3 Ways Society Deals With That Death Have Changed In The Last 100 Years

Many people spend their entire life dancing around the idea of death and trying to avoid facing it head on. Whether it is due to fear of the unknown or the general tendency to disregard things that you find to be disturbing, people do not generally want to talk about the end of life. Thanatology, or the study of death, takes a closer look at the inner workings of this inevitable part of living. You may be surprised to learn that hospice care services and even emergency personnel are often required to takes classes in the psychological aspects of death and dying because it is such a big part of their job.

You may not know a great deal about studying death, but you may find it interesting to take a look at how society has dealt with death over the last century. Here are three things that have dramatically changed in the last 100 years.  

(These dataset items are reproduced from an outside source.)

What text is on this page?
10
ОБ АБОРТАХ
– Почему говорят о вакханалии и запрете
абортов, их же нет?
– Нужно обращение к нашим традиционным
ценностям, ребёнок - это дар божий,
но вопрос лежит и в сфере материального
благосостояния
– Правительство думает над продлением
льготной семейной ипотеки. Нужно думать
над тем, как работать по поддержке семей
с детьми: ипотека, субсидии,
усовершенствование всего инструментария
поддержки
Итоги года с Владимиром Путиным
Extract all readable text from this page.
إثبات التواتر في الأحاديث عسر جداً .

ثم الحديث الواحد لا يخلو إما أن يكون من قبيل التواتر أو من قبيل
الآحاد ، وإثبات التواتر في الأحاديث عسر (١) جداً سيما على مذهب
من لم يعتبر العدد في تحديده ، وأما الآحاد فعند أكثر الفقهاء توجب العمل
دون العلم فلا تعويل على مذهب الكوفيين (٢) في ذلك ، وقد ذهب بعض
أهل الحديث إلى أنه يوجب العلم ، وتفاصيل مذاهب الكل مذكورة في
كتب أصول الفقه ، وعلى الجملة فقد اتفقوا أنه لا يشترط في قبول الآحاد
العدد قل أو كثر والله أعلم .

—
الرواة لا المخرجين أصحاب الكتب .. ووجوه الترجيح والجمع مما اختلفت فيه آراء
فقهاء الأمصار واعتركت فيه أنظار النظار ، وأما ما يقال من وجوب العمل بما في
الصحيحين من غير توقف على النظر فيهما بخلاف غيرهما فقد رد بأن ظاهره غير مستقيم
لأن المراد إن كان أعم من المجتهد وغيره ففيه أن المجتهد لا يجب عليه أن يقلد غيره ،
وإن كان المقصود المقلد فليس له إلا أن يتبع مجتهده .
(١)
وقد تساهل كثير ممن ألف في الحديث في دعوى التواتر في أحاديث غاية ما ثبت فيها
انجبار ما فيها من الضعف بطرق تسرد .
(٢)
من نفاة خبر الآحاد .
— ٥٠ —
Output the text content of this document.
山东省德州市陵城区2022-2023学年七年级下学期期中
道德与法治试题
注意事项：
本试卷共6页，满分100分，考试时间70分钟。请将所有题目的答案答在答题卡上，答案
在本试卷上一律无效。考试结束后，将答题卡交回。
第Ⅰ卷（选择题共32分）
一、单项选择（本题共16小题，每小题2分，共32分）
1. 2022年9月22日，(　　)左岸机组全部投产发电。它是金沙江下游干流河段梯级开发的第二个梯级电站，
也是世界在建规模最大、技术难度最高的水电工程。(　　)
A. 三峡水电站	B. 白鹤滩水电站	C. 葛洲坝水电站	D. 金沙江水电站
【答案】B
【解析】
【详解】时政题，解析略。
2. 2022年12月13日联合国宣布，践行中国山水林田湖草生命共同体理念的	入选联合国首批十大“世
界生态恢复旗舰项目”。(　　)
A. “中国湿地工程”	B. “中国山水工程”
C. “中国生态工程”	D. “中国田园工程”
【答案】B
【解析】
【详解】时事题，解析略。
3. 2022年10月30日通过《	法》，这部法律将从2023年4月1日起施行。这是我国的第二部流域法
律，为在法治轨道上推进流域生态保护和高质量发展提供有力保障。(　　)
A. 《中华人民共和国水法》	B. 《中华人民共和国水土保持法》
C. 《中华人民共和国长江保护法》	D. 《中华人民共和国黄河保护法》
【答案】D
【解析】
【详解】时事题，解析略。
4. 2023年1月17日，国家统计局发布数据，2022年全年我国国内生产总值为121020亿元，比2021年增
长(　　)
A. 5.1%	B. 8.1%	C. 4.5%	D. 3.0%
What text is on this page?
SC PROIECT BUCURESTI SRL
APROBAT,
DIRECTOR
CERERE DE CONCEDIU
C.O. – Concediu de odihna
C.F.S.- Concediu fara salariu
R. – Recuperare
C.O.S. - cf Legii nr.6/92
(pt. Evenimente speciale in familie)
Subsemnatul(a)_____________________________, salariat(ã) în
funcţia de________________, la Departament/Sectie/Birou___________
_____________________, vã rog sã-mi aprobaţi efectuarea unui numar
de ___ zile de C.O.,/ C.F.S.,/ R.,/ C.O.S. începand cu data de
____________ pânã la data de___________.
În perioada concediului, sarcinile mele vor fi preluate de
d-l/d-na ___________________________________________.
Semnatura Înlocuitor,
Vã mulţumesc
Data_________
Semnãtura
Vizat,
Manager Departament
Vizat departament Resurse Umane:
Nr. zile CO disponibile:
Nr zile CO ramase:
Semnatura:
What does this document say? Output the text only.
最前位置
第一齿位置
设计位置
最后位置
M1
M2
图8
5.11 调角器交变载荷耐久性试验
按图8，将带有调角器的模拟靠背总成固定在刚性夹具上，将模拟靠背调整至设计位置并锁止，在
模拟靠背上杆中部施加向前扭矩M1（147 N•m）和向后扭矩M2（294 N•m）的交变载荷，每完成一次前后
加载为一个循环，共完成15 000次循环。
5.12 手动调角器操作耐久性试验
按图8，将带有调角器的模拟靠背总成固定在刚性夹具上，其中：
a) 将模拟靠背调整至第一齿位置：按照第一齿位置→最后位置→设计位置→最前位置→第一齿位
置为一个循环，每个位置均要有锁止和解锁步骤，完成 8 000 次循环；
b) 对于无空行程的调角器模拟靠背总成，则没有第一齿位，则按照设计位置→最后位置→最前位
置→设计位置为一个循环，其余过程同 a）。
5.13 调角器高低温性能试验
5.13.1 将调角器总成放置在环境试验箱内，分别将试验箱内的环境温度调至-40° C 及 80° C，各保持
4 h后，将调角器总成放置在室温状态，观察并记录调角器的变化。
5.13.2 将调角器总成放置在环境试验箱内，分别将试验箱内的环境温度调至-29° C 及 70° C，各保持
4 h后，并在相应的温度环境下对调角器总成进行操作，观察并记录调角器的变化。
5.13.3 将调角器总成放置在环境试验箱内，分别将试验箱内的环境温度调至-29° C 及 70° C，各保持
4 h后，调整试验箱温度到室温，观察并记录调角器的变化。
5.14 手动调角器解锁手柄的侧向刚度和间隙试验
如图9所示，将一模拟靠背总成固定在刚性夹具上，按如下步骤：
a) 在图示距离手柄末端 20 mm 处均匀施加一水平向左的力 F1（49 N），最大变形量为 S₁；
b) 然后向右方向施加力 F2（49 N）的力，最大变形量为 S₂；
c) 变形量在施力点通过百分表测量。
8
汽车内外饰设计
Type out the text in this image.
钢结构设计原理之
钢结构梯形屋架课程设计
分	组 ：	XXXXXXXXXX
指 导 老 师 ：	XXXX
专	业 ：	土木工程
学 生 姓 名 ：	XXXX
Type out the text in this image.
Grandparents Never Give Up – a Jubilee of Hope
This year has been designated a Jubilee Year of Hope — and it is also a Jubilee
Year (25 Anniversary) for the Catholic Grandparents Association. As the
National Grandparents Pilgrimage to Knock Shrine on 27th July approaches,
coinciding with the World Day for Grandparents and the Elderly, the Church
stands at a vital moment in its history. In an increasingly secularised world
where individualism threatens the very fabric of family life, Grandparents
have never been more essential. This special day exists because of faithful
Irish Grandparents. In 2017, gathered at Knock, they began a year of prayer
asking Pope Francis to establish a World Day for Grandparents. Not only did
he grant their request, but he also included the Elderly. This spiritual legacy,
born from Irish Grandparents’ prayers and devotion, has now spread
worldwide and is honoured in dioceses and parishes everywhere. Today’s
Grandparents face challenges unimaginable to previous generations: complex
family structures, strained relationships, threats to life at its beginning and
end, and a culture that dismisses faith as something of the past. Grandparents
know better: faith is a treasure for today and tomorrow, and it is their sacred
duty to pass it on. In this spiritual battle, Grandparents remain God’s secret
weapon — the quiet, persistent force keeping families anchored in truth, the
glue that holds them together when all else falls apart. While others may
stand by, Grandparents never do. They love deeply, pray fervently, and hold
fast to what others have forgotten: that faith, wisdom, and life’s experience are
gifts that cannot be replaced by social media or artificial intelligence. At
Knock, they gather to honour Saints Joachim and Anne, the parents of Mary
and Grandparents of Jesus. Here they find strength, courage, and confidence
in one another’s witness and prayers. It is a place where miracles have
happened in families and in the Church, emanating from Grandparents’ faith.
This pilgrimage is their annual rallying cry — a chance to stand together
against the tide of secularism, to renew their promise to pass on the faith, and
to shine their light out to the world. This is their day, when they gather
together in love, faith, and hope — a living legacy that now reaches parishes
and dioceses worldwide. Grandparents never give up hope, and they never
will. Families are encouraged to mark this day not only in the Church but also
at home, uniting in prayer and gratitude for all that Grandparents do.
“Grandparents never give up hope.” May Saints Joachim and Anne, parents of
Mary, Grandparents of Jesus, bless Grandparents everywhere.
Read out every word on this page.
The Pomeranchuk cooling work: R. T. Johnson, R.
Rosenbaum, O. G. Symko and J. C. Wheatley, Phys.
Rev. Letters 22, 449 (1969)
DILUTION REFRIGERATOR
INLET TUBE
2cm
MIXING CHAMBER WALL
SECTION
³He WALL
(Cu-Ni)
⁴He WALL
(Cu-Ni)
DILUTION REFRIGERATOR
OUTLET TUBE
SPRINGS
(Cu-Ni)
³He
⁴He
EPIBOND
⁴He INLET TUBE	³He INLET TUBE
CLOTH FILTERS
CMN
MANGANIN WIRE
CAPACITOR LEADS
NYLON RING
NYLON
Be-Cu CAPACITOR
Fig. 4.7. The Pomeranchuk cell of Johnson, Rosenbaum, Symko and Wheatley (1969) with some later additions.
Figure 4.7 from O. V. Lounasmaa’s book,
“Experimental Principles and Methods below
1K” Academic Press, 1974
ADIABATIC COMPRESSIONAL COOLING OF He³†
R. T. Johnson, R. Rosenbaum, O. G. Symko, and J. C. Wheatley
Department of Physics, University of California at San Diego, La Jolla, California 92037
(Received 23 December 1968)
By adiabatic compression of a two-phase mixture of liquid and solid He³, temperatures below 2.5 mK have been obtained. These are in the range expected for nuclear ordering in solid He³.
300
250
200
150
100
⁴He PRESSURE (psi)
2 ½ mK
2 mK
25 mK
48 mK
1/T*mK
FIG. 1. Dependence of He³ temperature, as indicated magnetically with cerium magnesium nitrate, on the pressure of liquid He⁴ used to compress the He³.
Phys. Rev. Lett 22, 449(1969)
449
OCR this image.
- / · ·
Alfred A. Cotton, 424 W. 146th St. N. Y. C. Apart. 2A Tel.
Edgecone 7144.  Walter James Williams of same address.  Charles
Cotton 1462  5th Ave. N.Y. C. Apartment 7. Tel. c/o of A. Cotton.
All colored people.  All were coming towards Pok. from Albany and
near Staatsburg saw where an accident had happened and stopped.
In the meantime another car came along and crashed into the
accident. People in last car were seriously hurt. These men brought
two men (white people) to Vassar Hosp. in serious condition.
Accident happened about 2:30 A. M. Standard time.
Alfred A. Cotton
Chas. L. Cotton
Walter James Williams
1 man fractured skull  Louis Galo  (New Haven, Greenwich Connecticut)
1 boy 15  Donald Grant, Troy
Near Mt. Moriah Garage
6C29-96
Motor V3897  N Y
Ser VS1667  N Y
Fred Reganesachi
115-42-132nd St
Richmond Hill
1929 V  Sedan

  • Death Left the Home -- In the early part of the 19th century, it was common practice for people to die at home. This was partially due to the fact that geographic mobility was difficult and time consuming, but also for the fact that there was often nowhere to go for adequate care anyway. If you were to get ill with a disease, your family would do what they could to make you comfortable, and you would die in your own bed. You would most likely also be buried on your property.
  •  Death Causation Factors Have Changed -- The most common cause of death in the 1900's was infectious disease, which not only affected the old, but the very young as well. Life expectancies were lower and children were at great risk of dying from simple infections. The development of antibiotics helped lower the infant mortality rate.
  • The Media Portrays Death Differently -- If you turn on the television at any time of the day, there is a good chance you will be exposed to some aspect of death. Whether it is the news reporting violent crime in crude detail or your favorite crime drama, dead bodies and graphic imagery are quite the norm. The media has always portrayed death to get people's attention. Many newspaper articles of the past prove this fact. What has changed, however, is thanks to technology, the average person is inundated with death on a daily basis. Therefore, even though people are not talking about it, they often get a dramatized picture in their head of what death is "supposed" to be like.

In gaining understanding of death and dying, you will be more equipped to live a more fulfilling life. Hospice care workers spend a great deal of time studying thanatology to be better equipped to offer their advice to not just their patients, but their family members as well.